Ill. provides child care in sex offenders’ homes
SPRINGFIELD – The state of Illinois helped pay for day care services in homes where sex offenders live, the auditor general reported Tuesday.
Auditors found 90 cases in which day care providers paid by the Department of Human Services had the same address as someone on the statewide sex-offender registry. The total number might be even higher because the audit only counted cases where addresses matched exactly, down to whether street names were spelled out or abbreviated.
In one case, the person who was paid to care for children actually was on the offender registry.
The provider had a conviction for aggravated criminal sexual assault but received two payments totaling $187.69, according to the report by Auditor General William Holland.
The Department of Human Services only recently was given authority to check the backgrounds of the people it pays to provide child care, said spokesman Tom Green.
“The sex offender registry is out there for a purpose, particularly for people in this situation,” Holland said. “They hadn’t done any of this before.”

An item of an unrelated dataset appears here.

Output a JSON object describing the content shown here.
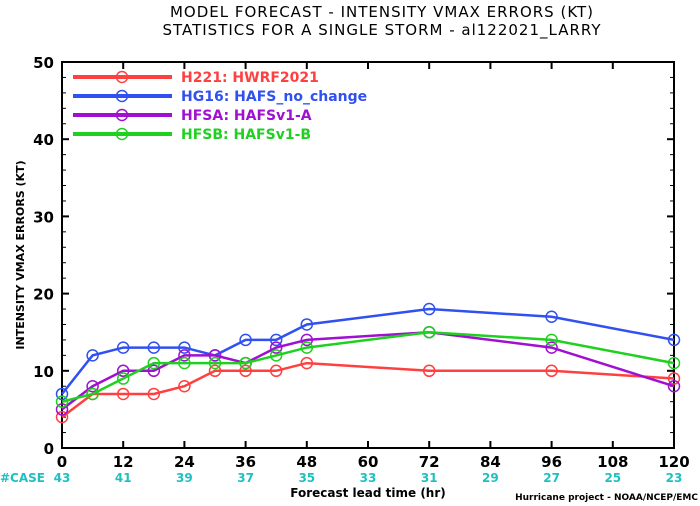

The agency agreed to begin checking the lists and notifying parents when they find a provider where a sex offender lives.
The Human Services Department’s Child Care Assistance Program provides child care to low-income working families on a sliding fee scale.
The program paid $634 million in 2008 for about 170,000 children, according to the audit. There are 38,000 providers, Green said, including 27,000 who offer services at home.